Virtual reality has unlimited potential, but it could make you sick. Stanford researchers are trying to solve that problem by tapping another new tech, light-field cameras. You see, VR devices can cause fatigue and nausea because of the "flat plane" 3D images they produce. Since those images don't contain any depth information, your eyes can't focus on near and far objects like you would in real life. Our brains want physical actions (like focusing) to jibe with what we see, so any disconnect can make us sick. And if companies can't solve this "VR sickness," the tech may go the way of 3D TVs.

The Stanford team found a clever way to make your eyes focus inside its device. Using the same principal as a "light-field" camera like the Lytro, but in reverse, they built a headset that has transparent LCD panels stacked in layers, which each layer representing a light field with the correct depth information. As shown in the video simulation (bottom) that helps your eyes to naturally shift focus between front and near objects.

The researchers say their tech could let users immerse themselves in VR experiences for longer periods. (Oculus, for one, recommended last year that Rift users take breaks every 10 or 15 minutes.) They've only used 3D rendered images so far, but say that the product could also work with cinematic content shot on a Lytro Illum or similar camera.

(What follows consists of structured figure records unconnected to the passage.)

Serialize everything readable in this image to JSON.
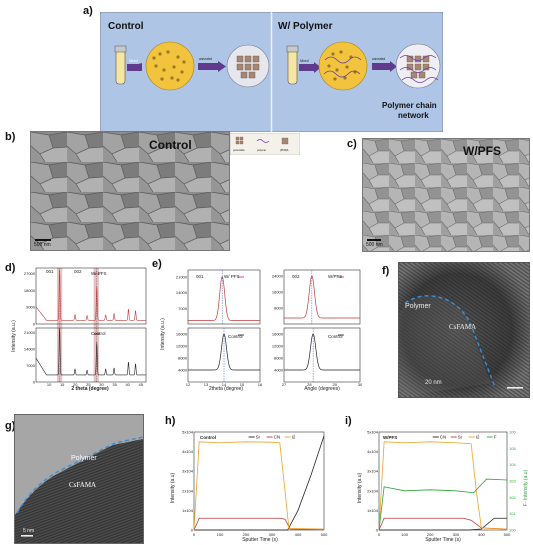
{
  "panels": {
    "a": {
      "label": "a)",
      "control_title": "Control",
      "polymer_title": "W/ Polymer",
      "arrow_mix_left": "Mixed",
      "arrow_anneal_left": "annealed",
      "arrow_mix_right": "Mixed",
      "arrow_anneal_right": "annealed",
      "network_label_1": "Polymer chain",
      "network_label_2": "network",
      "legend": [
        "perovskite",
        "polymer",
        "[PbI6]4-"
      ]
    },
    "b": {
      "label": "b)",
      "title": "Control",
      "scalebar": "500 nm"
    },
    "c": {
      "label": "c)",
      "title": "W/PFS",
      "scalebar": "500 nm"
    },
    "d": {
      "label": "d)",
      "ylabel": "Intensity (a.u.)",
      "xlabel": "2 theta (degree)",
      "legend_top": "W/ PFS",
      "legend_bottom": "Control",
      "peak_001": "001",
      "peak_002": "002",
      "yticks_top": [
        "27000",
        "18000",
        "9000",
        "0"
      ],
      "yticks_bottom": [
        "21000",
        "14000",
        "7000",
        "0"
      ],
      "xticks": [
        "10",
        "15",
        "20",
        "25",
        "30",
        "35",
        "40",
        "45"
      ]
    },
    "e": {
      "label": "e)",
      "ylabel": "Intensity (a.u.)",
      "left": {
        "peak": "001",
        "legend_top": "W/ PFS",
        "legend_bottom": "Control",
        "xlabel": "2theta (degree)",
        "xticks": [
          "12",
          "13",
          "14",
          "15",
          "16"
        ],
        "yticks_top": [
          "21000",
          "14000",
          "7000"
        ],
        "yticks_bottom": [
          "16000",
          "12000",
          "8000",
          "4000"
        ]
      },
      "right": {
        "peak": "002",
        "legend_top": "W/PFS",
        "legend_bottom": "Control",
        "xlabel": "Angle (degrees)",
        "xticks": [
          "27",
          "28",
          "29",
          "30"
        ],
        "yticks_top": [
          "24000",
          "16000",
          "8000"
        ],
        "yticks_bottom": [
          "16000",
          "12000",
          "8000",
          "4000"
        ]
      }
    },
    "f": {
      "label": "f)",
      "polymer": "Polymer",
      "material": "CsFAMA",
      "scalebar": "20 nm"
    },
    "g": {
      "label": "g)",
      "polymer": "Polymer",
      "material": "CsFAMA",
      "scalebar": "5 nm"
    },
    "h": {
      "label": "h)",
      "title": "Control",
      "ylabel": "Intensity (a.u)",
      "xlabel": "Sputter Time (s)",
      "legend": [
        "Si",
        "CN",
        "I2"
      ],
      "yticks": [
        "5x10^4",
        "4x10^4",
        "3x10^4",
        "2x10^4",
        "1x10^4",
        "0"
      ],
      "xticks": [
        "0",
        "100",
        "200",
        "300",
        "400",
        "500"
      ]
    },
    "i": {
      "label": "i)",
      "title": "W/PFS",
      "ylabel": "Intensity (a.u)",
      "ylabel_right": "F- Intensity (a.u)",
      "xlabel": "Sputter Time (s)",
      "legend": [
        "CN",
        "Si",
        "I2",
        "F"
      ],
      "yticks": [
        "5x10^4",
        "4x10^4",
        "3x10^4",
        "2x10^4",
        "1x10^4",
        "0"
      ],
      "yticks_right": [
        "10^6",
        "10^5",
        "10^4",
        "10^3",
        "10^2",
        "10^1",
        "10^0"
      ],
      "xticks": [
        "0",
        "100",
        "200",
        "300",
        "400",
        "500"
      ]
    }
  },
  "chart_data": [
    {
      "panel": "d",
      "type": "line",
      "xlabel": "2 theta (degree)",
      "ylabel": "Intensity (a.u.)",
      "xlim": [
        5,
        47
      ],
      "peaks_2theta": [
        14.0,
        19.9,
        24.5,
        28.2,
        31.6,
        34.8,
        40.3,
        43.0
      ],
      "series": [
        {
          "name": "W/ PFS",
          "color": "#c0393b",
          "peak_heights": [
            27000,
            3000,
            2500,
            18000,
            2800,
            3500,
            6000,
            5200
          ],
          "baseline": 2000
        },
        {
          "name": "Control",
          "color": "#222222",
          "peak_heights": [
            21000,
            2500,
            2000,
            14000,
            2500,
            3000,
            5500,
            4800
          ],
          "baseline": 3000
        }
      ],
      "shaded_regions_2theta": [
        [
          13,
          15
        ],
        [
          27,
          29
        ]
      ]
    },
    {
      "panel": "e-left",
      "type": "line",
      "xlabel": "2theta (degree)",
      "ylabel": "Intensity (a.u.)",
      "xlim": [
        12,
        16
      ],
      "series": [
        {
          "name": "W/ PFS",
          "color": "#c0393b",
          "center": 13.9,
          "peak": 21000,
          "baseline": 1500
        },
        {
          "name": "Control",
          "color": "#222222",
          "center": 14.0,
          "peak": 16000,
          "baseline": 4000
        }
      ]
    },
    {
      "panel": "e-right",
      "type": "line",
      "xlabel": "Angle (degrees)",
      "ylabel": "Intensity (a.u.)",
      "xlim": [
        27,
        30
      ],
      "series": [
        {
          "name": "W/PFS",
          "color": "#c0393b",
          "center": 28.1,
          "peak": 24000,
          "baseline": 3000
        },
        {
          "name": "Control",
          "color": "#222222",
          "center": 28.15,
          "peak": 16000,
          "baseline": 4000
        }
      ]
    },
    {
      "panel": "h",
      "type": "line",
      "xlabel": "Sputter Time (s)",
      "ylabel": "Intensity (a.u)",
      "xlim": [
        0,
        500
      ],
      "ylim": [
        0,
        50000
      ],
      "series": [
        {
          "name": "Si",
          "color": "#222222",
          "x": [
            0,
            330,
            360,
            400,
            450,
            500
          ],
          "y": [
            0,
            0,
            0,
            10000,
            28000,
            48000
          ]
        },
        {
          "name": "CN",
          "color": "#c0393b",
          "x": [
            0,
            20,
            330,
            350,
            370,
            500
          ],
          "y": [
            0,
            6000,
            6000,
            5500,
            500,
            200
          ]
        },
        {
          "name": "I2",
          "color": "#f0a32a",
          "x": [
            0,
            20,
            100,
            200,
            300,
            330,
            350,
            365,
            500
          ],
          "y": [
            0,
            45000,
            44500,
            45000,
            44800,
            44500,
            20000,
            800,
            500
          ]
        }
      ]
    },
    {
      "panel": "i",
      "type": "line",
      "xlabel": "Sputter Time (s)",
      "ylabel": "Intensity (a.u)",
      "xlim": [
        0,
        500
      ],
      "ylim": [
        0,
        50000
      ],
      "series": [
        {
          "name": "CN",
          "color": "#222222",
          "x": [
            0,
            350,
            400,
            450,
            500
          ],
          "y": [
            0,
            0,
            500,
            6000,
            6000
          ]
        },
        {
          "name": "Si",
          "color": "#c0393b",
          "x": [
            0,
            20,
            330,
            360,
            400,
            500
          ],
          "y": [
            0,
            6000,
            6000,
            5000,
            1000,
            500
          ]
        },
        {
          "name": "I2",
          "color": "#f0a32a",
          "x": [
            0,
            20,
            100,
            200,
            300,
            360,
            380,
            400,
            500
          ],
          "y": [
            0,
            45000,
            44500,
            45000,
            44500,
            44000,
            20000,
            1000,
            500
          ]
        },
        {
          "name": "F",
          "color": "#2ea33a",
          "x": [
            0,
            20,
            100,
            200,
            300,
            370,
            420,
            500
          ],
          "y": [
            0,
            22000,
            20000,
            20500,
            20000,
            19000,
            26000,
            25500
          ]
        }
      ]
    }
  ]
}
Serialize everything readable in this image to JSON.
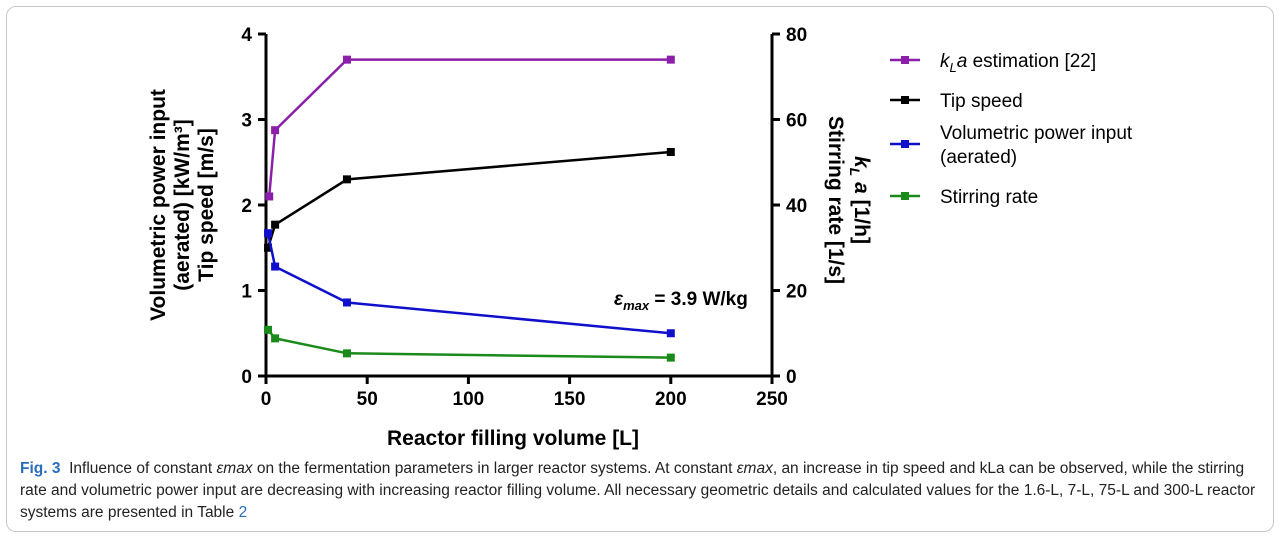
{
  "chart_data": {
    "type": "line",
    "xlabel": "Reactor filling volume [L]",
    "ylabel_left": [
      "Volumetric power input",
      "(aerated) [kW/m³]",
      "Tip speed [m/s]"
    ],
    "ylabel_right": [
      "kLa [1/h]",
      "Stirring rate [1/s]"
    ],
    "xlim": [
      0,
      250
    ],
    "ylim_left": [
      0,
      4
    ],
    "ylim_right": [
      0,
      80
    ],
    "x_ticks": [
      0,
      50,
      100,
      150,
      200,
      250
    ],
    "y_ticks_left": [
      0,
      1,
      2,
      3,
      4
    ],
    "y_ticks_right": [
      0,
      20,
      40,
      60,
      80
    ],
    "annotation": "εmax = 3.9 W/kg",
    "legend_position": "right",
    "grid": false,
    "series": [
      {
        "name": "kLa estimation [22]",
        "axis": "right",
        "color": "#8b1fa9",
        "x": [
          1.6,
          4.5,
          40,
          200
        ],
        "y": [
          42,
          57.5,
          74,
          74
        ]
      },
      {
        "name": "Tip speed",
        "axis": "left",
        "color": "#000000",
        "x": [
          1.0,
          4.5,
          40,
          200
        ],
        "y": [
          1.5,
          1.77,
          2.3,
          2.62
        ]
      },
      {
        "name": "Volumetric power input (aerated)",
        "axis": "left",
        "color": "#1010cc",
        "x": [
          1.0,
          4.5,
          40,
          200
        ],
        "y": [
          1.67,
          1.28,
          0.86,
          0.5
        ]
      },
      {
        "name": "Stirring rate",
        "axis": "right",
        "color": "#1a8a1a",
        "x": [
          1.0,
          4.5,
          40,
          200
        ],
        "y": [
          10.8,
          8.8,
          5.3,
          4.3
        ]
      }
    ]
  },
  "legend": {
    "items": [
      {
        "lines": [
          "kLa estimation [22]"
        ]
      },
      {
        "lines": [
          "Tip speed"
        ]
      },
      {
        "lines": [
          "Volumetric power input",
          "(aerated)"
        ]
      },
      {
        "lines": [
          "Stirring rate"
        ]
      }
    ]
  },
  "caption": {
    "label": "Fig. 3",
    "text_1": "Influence of constant ",
    "eps_1": "εmax",
    "text_2": " on the fermentation parameters in larger reactor systems. At constant ",
    "eps_2": "εmax",
    "text_3": ", an increase in tip speed and kLa can be observed, while the stirring rate and volumetric power input are decreasing with increasing reactor filling volume. All necessary geometric details and calculated values for the 1.6-L, 7-L, 75-L and 300-L reactor systems are presented in Table ",
    "table_ref": "2"
  }
}
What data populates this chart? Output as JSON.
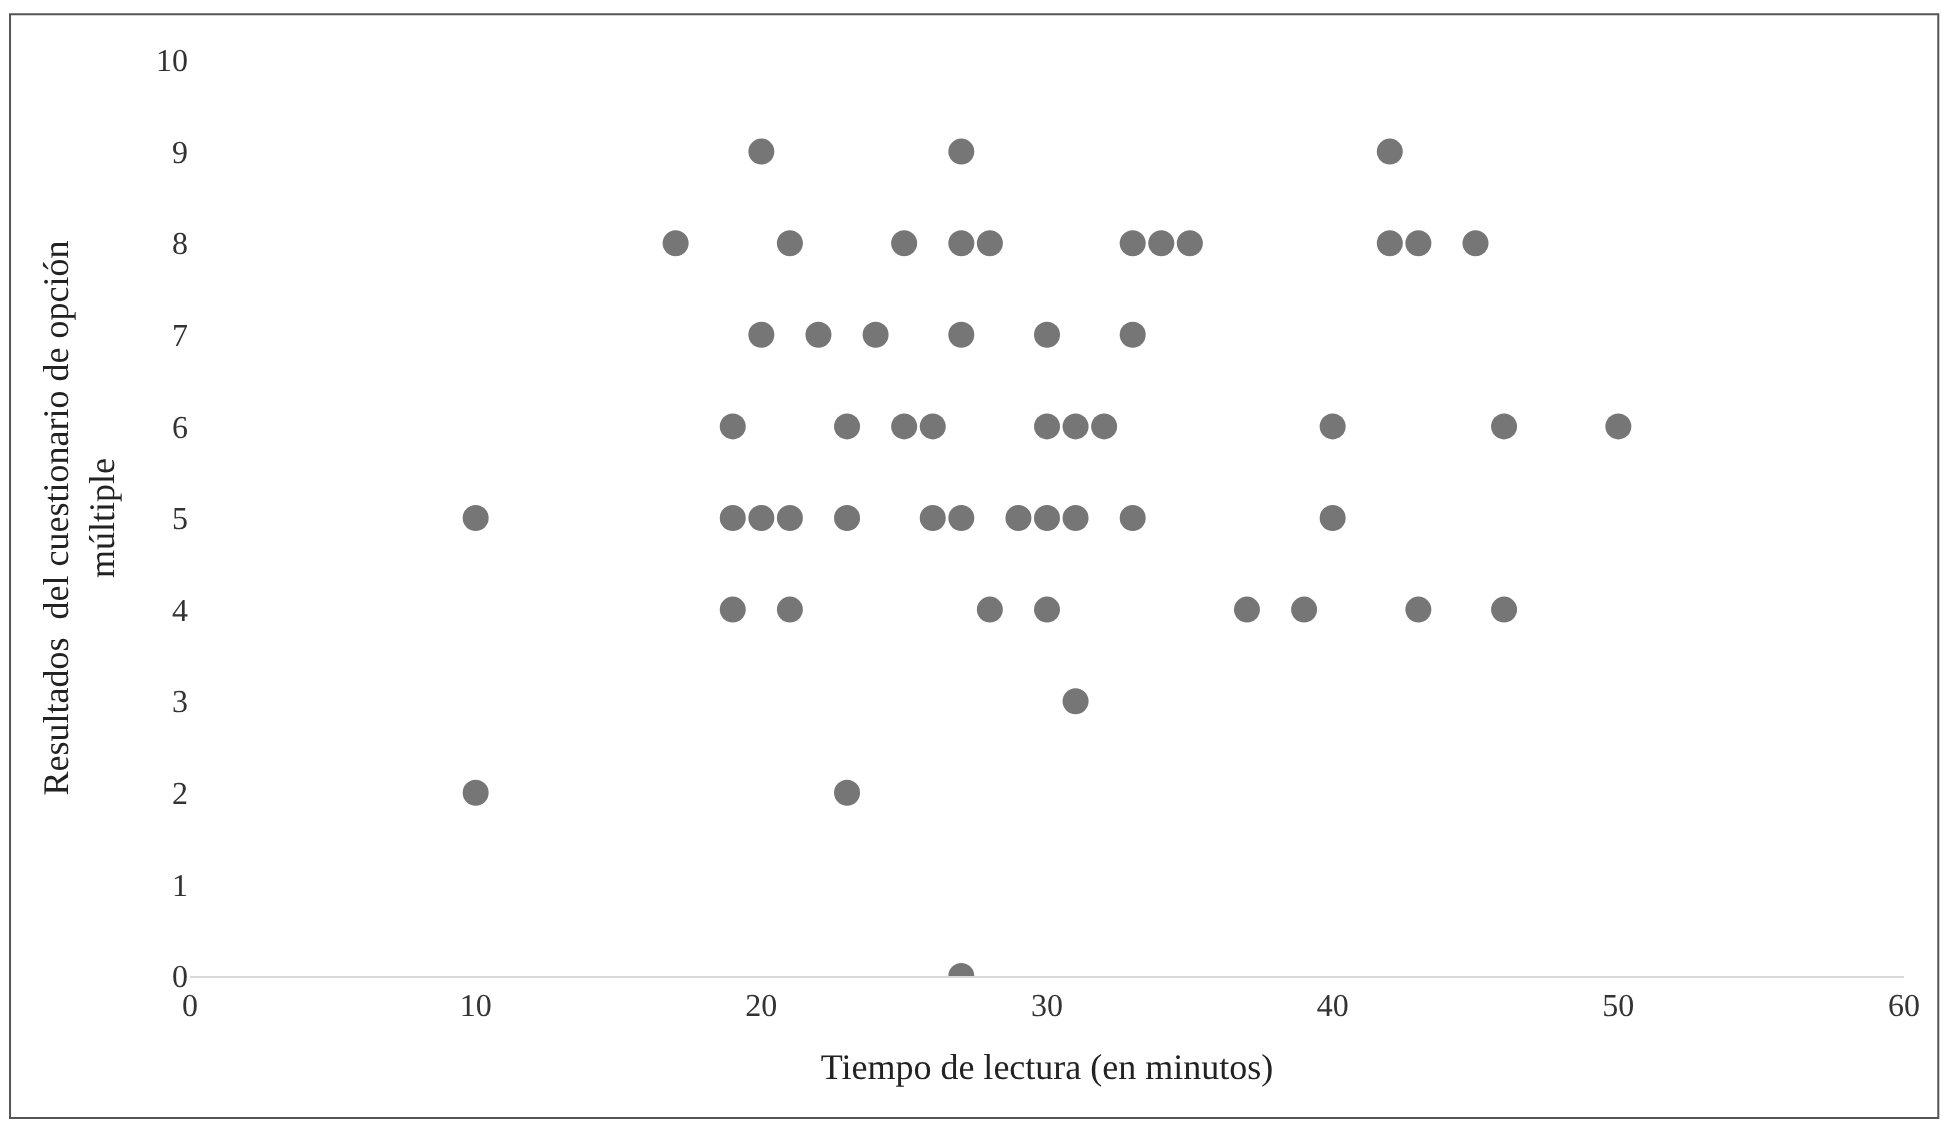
{
  "chart_data": {
    "type": "scatter",
    "xlabel": "Tiempo de lectura (en minutos)",
    "ylabel": "Resultados  del cuestionario de opción múltiple",
    "x": [
      10,
      10,
      17,
      21,
      25,
      27,
      28,
      33,
      34,
      35,
      42,
      43,
      45,
      20,
      27,
      42,
      20,
      22,
      24,
      27,
      30,
      33,
      19,
      23,
      25,
      26,
      30,
      31,
      32,
      40,
      46,
      50,
      19,
      20,
      21,
      23,
      26,
      27,
      29,
      30,
      31,
      33,
      40,
      19,
      21,
      28,
      30,
      37,
      39,
      43,
      46,
      31,
      23,
      27
    ],
    "series": [
      {
        "color": "#767676",
        "values": [
          5,
          2,
          8,
          8,
          8,
          8,
          8,
          8,
          8,
          8,
          8,
          8,
          8,
          9,
          9,
          9,
          7,
          7,
          7,
          7,
          7,
          7,
          6,
          6,
          6,
          6,
          6,
          6,
          6,
          6,
          6,
          6,
          5,
          5,
          5,
          5,
          5,
          5,
          5,
          5,
          5,
          5,
          5,
          4,
          4,
          4,
          4,
          4,
          4,
          4,
          4,
          3,
          2,
          0
        ]
      }
    ],
    "xlim": [
      0,
      60
    ],
    "xticks": [
      0,
      10,
      20,
      30,
      40,
      50,
      60
    ],
    "ylim": [
      0,
      10
    ],
    "yticks": [
      0,
      1,
      2,
      3,
      4,
      5,
      6,
      7,
      8,
      9,
      10
    ],
    "grid": false,
    "marker": "circle"
  }
}
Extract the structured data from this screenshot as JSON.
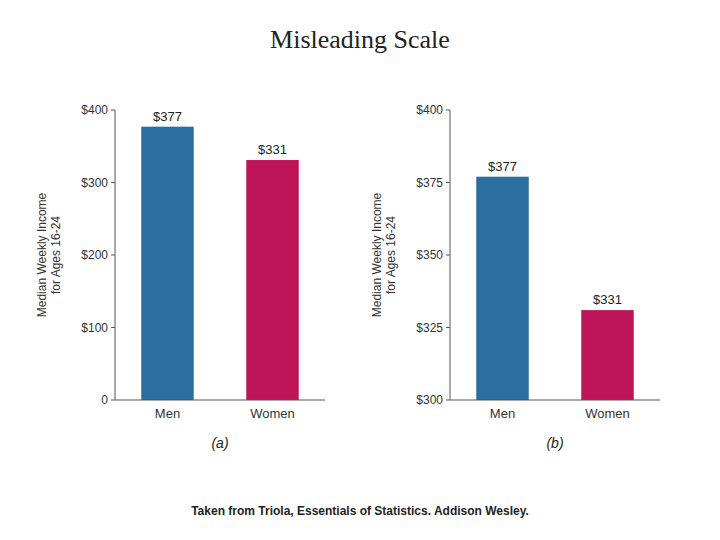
{
  "chart_data": [
    {
      "type": "bar",
      "title": "Misleading Scale",
      "subtitle": "(a)",
      "annotations": [
        "Taken from Triola, Essentials of Statistics.  Addison Wesley."
      ],
      "categories": [
        "Men",
        "Women"
      ],
      "values": [
        377,
        331
      ],
      "value_labels": [
        "$377",
        "$331"
      ],
      "data_labels": true,
      "colors": [
        "#2b6fa0",
        "#be1558"
      ],
      "ylabel": "Median Weekly Income\nfor Ages 16-24",
      "ylim": [
        0,
        400
      ],
      "yticks": [
        0,
        {
          "value": 100,
          "label": "$100"
        },
        {
          "value": 200,
          "label": "$200"
        },
        {
          "value": 300,
          "label": "$300"
        },
        {
          "value": 400,
          "label": "$400"
        }
      ],
      "grid": false
    },
    {
      "type": "bar",
      "subtitle": "(b)",
      "categories": [
        "Men",
        "Women"
      ],
      "values": [
        377,
        331
      ],
      "value_labels": [
        "$377",
        "$331"
      ],
      "data_labels": true,
      "colors": [
        "#2b6fa0",
        "#be1558"
      ],
      "ylabel": "Median Weekly Income\nfor Ages 16-24",
      "ylim": [
        300,
        400
      ],
      "yticks": [
        {
          "value": 300,
          "label": "$300"
        },
        {
          "value": 325,
          "label": "$325"
        },
        {
          "value": 350,
          "label": "$350"
        },
        {
          "value": 375,
          "label": "$375"
        },
        {
          "value": 400,
          "label": "$400"
        }
      ],
      "grid": false
    }
  ]
}
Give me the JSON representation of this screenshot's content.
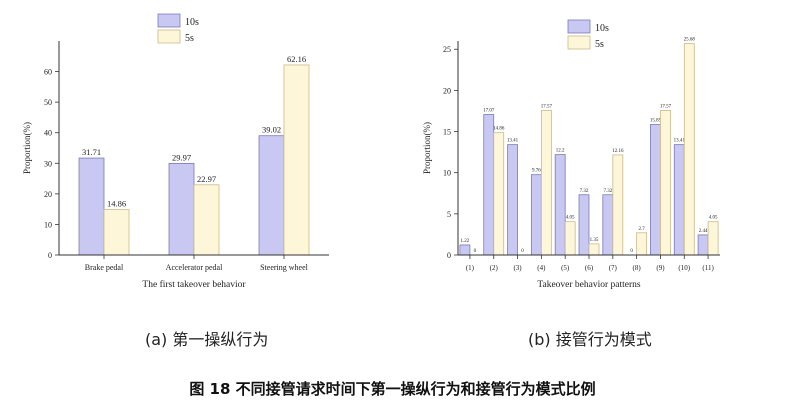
{
  "figure_caption": "图 18  不同接管请求时间下第一操纵行为和接管行为模式比例",
  "chart_data": [
    {
      "type": "bar",
      "caption": "(a) 第一操纵行为",
      "title": "",
      "xlabel": "The first takeover behavior",
      "ylabel": "Proportion(%)",
      "ylim": [
        0,
        70
      ],
      "yticks": [
        "0",
        "10",
        "20",
        "30",
        "40",
        "50",
        "60"
      ],
      "categories": [
        "Brake pedal",
        "Accelerator pedal",
        "Steering wheel"
      ],
      "legend_position": "top-center",
      "grid": false,
      "series": [
        {
          "name": "10s",
          "color": "#c8c8f2",
          "stroke": "#7a7ab8",
          "values": [
            31.71,
            29.97,
            39.02
          ],
          "labels": [
            "31.71",
            "29.97",
            "39.02"
          ]
        },
        {
          "name": "5s",
          "color": "#fdf6d8",
          "stroke": "#c9b98a",
          "values": [
            14.86,
            22.97,
            62.16
          ],
          "labels": [
            "14.86",
            "22.97",
            "62.16"
          ]
        }
      ]
    },
    {
      "type": "bar",
      "caption": "(b) 接管行为模式",
      "title": "",
      "xlabel": "Takeover behavior patterns",
      "ylabel": "Proportion(%)",
      "ylim": [
        0,
        26
      ],
      "yticks": [
        "0",
        "5",
        "10",
        "15",
        "20",
        "25"
      ],
      "categories": [
        "(1)",
        "(2)",
        "(3)",
        "(4)",
        "(5)",
        "(6)",
        "(7)",
        "(8)",
        "(9)",
        "(10)",
        "(11)"
      ],
      "legend_position": "top-left",
      "grid": false,
      "series": [
        {
          "name": "10s",
          "color": "#c8c8f2",
          "stroke": "#7a7ab8",
          "values": [
            1.22,
            17.07,
            13.41,
            9.76,
            12.2,
            7.32,
            7.32,
            0,
            15.85,
            13.41,
            2.44
          ],
          "labels": [
            "1.22",
            "17.07",
            "13.41",
            "9.76",
            "12.2",
            "7.32",
            "7.32",
            "0",
            "15.85",
            "13.41",
            "2.44"
          ]
        },
        {
          "name": "5s",
          "color": "#fdf6d8",
          "stroke": "#c9b98a",
          "values": [
            0,
            14.86,
            0,
            17.57,
            4.05,
            1.35,
            12.16,
            2.7,
            17.57,
            25.68,
            4.05
          ],
          "labels": [
            "0",
            "14.86",
            "0",
            "17.57",
            "4.05",
            "1.35",
            "12.16",
            "2.7",
            "17.57",
            "25.68",
            "4.05"
          ]
        }
      ]
    }
  ]
}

Before any of that can happen, however, there's still a lot of work to do. The extra images required for light-field effects cause "rendering times to grow quadratically," according to the paper. The stacked display will also need to be brighter and have more resolution to reduce artifacts like diffraction. Still, the idea of using a new tech like light-field to fix a different new tech is intriguing, and we might hear more about it when the consumer VR gold rush starts.